Everyone who claims that San Francisco and the tech industry are a meritocracy should be required to visit neighborhoods on the south side of the city, like Hunters Point, where the poverty rate is 40 percent. That’s where the Dish to Dirt after-school program would teach kids how to garden—with plenty of breaks for skateboarding—building both self-reliance and a sense of community. The project is trying to raise $14,000 in the next 40 days.
This project goes way beyond teaching a man how to fish—it puts the beautiful loop of raising fish and raising vegetables fed by the nutrients of the fishy wastewater into one portable, customized shipping container. The project's shooting to raise $10,500 in the next 32 days.
This Kickstarter, which seeks to raise $50,000 in the next 60-odd hours, promises to turn empty buildings in the Chicagoland area into thriving indoor organic farms, providing food and jobs in economically depressed areas. Organics of Chicago isn’t stopping there—the company plans to offer low-income housing units alongside the indoor farms and will operate a job-training program too.

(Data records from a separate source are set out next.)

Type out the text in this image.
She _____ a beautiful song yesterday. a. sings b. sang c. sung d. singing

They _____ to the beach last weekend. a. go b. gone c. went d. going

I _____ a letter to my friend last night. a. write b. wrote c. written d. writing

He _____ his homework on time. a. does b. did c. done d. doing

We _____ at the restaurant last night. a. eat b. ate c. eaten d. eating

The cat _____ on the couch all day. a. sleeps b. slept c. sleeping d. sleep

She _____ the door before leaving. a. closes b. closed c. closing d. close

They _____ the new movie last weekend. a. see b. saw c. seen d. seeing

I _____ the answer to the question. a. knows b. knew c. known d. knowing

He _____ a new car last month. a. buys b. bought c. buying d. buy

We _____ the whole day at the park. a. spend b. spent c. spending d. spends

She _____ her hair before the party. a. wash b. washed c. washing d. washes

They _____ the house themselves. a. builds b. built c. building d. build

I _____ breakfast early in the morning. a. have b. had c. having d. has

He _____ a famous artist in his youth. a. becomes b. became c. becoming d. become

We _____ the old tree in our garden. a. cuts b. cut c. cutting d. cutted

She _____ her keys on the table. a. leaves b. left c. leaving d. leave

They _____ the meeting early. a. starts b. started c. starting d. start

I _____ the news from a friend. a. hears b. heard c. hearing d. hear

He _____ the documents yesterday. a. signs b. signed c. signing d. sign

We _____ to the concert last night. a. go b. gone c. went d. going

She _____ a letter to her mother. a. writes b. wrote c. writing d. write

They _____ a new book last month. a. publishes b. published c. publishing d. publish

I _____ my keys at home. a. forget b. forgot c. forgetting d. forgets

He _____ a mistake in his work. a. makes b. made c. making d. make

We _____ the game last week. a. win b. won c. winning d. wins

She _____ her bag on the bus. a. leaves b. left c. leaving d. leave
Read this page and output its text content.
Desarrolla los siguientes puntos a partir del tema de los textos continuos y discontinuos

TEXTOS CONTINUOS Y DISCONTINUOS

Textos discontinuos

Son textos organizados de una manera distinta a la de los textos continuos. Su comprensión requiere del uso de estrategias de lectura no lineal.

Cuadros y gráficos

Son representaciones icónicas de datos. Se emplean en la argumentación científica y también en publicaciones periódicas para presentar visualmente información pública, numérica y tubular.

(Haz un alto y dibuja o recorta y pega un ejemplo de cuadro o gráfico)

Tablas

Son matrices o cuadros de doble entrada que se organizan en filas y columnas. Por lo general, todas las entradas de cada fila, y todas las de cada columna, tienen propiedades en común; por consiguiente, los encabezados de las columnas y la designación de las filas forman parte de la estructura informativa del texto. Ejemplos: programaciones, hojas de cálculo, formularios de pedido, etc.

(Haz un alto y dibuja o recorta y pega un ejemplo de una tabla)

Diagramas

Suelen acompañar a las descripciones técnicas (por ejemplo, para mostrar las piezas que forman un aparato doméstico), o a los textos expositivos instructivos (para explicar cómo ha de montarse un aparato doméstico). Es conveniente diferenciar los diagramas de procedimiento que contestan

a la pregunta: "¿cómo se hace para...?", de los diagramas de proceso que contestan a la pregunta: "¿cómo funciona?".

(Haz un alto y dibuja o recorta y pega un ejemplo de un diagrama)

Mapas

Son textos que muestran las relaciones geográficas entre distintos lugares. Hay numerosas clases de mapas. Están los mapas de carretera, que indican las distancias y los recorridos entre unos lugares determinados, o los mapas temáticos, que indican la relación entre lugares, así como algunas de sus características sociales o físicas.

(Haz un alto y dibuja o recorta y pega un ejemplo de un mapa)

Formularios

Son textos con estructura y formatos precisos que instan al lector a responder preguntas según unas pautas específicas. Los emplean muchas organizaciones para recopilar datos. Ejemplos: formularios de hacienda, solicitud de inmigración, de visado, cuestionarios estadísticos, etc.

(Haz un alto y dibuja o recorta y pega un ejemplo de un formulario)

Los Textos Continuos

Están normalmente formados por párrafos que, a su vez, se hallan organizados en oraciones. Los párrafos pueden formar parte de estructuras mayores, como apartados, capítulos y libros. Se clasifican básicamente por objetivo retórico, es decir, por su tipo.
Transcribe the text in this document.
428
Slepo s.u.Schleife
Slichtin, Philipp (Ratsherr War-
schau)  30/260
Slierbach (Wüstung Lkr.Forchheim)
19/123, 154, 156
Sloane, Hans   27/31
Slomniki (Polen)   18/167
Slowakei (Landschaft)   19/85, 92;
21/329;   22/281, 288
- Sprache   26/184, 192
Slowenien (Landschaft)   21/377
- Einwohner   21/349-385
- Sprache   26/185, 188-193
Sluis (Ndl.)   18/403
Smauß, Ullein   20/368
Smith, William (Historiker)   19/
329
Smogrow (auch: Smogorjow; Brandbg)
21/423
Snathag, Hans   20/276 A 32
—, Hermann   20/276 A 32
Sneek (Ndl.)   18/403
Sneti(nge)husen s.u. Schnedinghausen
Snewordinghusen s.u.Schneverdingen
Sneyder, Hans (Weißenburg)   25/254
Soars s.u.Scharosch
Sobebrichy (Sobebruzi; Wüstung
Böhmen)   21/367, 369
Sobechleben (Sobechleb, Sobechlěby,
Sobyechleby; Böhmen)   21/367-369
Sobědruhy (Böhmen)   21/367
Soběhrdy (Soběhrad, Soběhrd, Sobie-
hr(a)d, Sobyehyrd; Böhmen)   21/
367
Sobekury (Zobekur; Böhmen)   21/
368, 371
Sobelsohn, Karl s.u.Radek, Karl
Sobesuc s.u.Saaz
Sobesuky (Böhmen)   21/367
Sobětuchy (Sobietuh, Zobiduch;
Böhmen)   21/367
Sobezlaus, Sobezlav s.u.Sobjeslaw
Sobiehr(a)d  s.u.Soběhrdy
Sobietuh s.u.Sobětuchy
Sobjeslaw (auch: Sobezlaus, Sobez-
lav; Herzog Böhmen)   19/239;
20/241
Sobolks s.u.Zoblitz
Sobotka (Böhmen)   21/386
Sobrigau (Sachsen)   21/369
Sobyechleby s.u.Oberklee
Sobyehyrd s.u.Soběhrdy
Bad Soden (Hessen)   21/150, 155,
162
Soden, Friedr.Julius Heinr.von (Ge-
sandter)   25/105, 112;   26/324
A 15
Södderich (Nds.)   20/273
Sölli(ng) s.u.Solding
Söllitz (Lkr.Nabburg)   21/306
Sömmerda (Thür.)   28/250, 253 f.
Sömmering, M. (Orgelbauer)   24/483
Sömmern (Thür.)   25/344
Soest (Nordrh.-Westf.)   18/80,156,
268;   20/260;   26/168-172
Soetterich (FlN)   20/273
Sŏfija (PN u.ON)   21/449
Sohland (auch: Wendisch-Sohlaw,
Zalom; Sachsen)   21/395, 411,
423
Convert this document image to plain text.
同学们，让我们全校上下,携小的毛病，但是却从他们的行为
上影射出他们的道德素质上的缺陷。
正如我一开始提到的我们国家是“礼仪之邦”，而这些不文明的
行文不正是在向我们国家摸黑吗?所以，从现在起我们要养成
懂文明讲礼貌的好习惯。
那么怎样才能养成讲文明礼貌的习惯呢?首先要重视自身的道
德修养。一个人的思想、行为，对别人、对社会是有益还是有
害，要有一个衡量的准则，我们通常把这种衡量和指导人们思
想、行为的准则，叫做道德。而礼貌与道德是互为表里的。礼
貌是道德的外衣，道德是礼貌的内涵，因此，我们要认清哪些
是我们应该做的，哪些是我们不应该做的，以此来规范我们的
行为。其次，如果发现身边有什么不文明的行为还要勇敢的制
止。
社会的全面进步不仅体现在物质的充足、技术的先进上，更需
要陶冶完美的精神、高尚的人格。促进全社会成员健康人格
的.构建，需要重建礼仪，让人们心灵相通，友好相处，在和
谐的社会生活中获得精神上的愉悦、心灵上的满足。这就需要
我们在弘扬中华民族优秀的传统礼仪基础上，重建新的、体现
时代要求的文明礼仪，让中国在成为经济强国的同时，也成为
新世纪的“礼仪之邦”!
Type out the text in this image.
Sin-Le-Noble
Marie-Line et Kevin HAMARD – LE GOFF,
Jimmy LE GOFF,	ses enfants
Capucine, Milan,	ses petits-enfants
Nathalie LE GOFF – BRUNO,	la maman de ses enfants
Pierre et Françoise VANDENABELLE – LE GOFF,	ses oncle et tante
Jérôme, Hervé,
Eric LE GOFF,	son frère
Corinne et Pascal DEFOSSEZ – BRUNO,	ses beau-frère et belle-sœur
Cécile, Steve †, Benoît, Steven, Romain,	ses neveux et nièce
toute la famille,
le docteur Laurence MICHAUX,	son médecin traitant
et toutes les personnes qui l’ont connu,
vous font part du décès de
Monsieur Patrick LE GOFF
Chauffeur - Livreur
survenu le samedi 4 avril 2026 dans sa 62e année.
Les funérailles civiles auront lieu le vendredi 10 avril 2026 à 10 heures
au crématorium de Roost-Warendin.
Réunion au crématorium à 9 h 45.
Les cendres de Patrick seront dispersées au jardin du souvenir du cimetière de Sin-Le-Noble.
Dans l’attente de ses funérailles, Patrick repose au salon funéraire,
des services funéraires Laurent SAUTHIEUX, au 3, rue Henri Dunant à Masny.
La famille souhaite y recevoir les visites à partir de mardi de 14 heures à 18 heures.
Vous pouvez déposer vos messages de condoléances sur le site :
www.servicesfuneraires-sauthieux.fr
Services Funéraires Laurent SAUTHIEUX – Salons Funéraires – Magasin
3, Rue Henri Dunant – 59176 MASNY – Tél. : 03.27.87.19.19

This North Carolina–based farm has thought a lot about how to grow lettuce—and it's trying to raise $15,000 in the next 21 days to put its ideas into practice. The Salad Box would also repurpose a shipping container as a greenhouse, growing lettuces and microgreens in thick, vertical sheets. There are farmed fish involved in this project too. The Salad Box would operate on solar power and use captured rainwater to irrigate the plants inside—a thoroughly sustainable system.